松谷みよ子『モモちゃんとプー』(ISBN:4061192329)
     『モモちゃんとアカネちゃん』(ISBN:4061192337)
眠れぬ夜には児童文学なのです。20数年ぶりに読み返してますが、もう、号泣であります。悲しい辛いとかそういうんじゃなく、余りにも自分が失ってきた、或いは自分には手が届かないんじゃないかっていう枝分かれした道の先にあるものに、号泣であります。
パパとママの離婚の経緯が、子供向けの言葉で書かれているのに凄すぎるのです。
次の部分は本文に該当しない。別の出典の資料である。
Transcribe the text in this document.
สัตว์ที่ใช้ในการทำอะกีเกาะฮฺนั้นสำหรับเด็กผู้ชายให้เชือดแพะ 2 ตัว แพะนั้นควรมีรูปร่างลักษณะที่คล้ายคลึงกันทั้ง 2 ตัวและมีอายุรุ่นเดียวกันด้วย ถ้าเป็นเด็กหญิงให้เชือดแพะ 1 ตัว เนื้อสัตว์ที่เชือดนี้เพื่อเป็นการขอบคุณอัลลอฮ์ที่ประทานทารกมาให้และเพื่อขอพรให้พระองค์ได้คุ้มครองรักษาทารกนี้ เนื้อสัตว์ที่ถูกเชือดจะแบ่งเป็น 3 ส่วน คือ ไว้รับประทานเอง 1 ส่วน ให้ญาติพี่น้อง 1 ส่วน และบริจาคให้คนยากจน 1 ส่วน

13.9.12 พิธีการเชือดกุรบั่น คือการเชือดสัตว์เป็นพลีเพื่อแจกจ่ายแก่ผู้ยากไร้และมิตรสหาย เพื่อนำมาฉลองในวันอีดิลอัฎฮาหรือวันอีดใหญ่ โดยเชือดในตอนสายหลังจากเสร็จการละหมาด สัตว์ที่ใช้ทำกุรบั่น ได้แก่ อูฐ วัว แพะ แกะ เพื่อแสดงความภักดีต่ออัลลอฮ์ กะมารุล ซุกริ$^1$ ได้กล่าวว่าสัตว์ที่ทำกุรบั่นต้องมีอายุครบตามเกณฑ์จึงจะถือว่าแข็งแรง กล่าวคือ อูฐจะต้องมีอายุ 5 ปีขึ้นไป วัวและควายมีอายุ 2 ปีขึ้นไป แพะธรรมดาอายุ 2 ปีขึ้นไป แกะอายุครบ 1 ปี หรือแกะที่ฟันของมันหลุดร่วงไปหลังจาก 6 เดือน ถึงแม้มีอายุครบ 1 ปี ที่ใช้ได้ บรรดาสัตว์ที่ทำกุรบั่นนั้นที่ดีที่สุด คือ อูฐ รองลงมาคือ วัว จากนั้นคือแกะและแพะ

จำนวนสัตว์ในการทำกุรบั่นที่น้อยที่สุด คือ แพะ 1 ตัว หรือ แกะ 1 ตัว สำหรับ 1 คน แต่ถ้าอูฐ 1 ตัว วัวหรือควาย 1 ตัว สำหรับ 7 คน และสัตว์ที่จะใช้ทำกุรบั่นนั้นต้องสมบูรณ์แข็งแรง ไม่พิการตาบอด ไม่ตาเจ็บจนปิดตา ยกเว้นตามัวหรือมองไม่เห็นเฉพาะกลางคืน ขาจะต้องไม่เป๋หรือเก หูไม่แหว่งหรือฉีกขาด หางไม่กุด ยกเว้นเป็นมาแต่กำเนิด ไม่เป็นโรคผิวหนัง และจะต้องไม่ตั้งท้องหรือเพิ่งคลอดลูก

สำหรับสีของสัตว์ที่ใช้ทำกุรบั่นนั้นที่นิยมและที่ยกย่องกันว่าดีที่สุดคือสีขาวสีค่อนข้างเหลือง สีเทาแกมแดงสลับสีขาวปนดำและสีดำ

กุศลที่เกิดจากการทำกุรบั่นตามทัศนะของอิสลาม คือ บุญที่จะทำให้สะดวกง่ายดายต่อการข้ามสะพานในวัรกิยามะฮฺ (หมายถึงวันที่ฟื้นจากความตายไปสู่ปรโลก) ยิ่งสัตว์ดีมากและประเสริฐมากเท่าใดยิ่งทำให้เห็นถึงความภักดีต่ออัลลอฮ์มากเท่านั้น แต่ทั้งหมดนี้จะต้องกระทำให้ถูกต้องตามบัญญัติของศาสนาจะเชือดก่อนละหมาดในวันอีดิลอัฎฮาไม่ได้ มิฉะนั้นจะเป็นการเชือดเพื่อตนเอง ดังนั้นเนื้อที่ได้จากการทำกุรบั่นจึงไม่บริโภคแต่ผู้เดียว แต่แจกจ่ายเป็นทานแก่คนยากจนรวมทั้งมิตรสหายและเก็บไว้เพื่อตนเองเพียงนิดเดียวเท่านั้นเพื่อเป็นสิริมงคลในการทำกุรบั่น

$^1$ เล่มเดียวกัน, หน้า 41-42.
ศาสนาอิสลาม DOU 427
パパが靴だけ帰ってくるようになって、ママはもの言わぬ靴に御飯を食べさせる、というような表現で始まって…ママはしにがみにうなされるようになって森のおばあさんに相談にゆきます。
おばあさんは二本の枯れかけた木が植わった鉢植えから、二本の木を抜きます。一本は地面に根を張りメキメキ元気になり、もう一本の木は歩き出しました。ママは、育つ木。パパは、動く木。
一緒に居たらダメになるよ、ということで二人はお別れしました。歩き出した木には小さな宿り木が着いていました…って、そうか、女が居たのか…なんて、かつては考えもしなかったとこに目がいく自分が悲しいです。
松谷みよ子の作品をかなり沢山読んできていると思うのだけど、今読んでも驚くぐらい「光」に「死」や「闇」が隣り合わせになっている。大島弓子のソレと近いような気がしてなるほどと思った。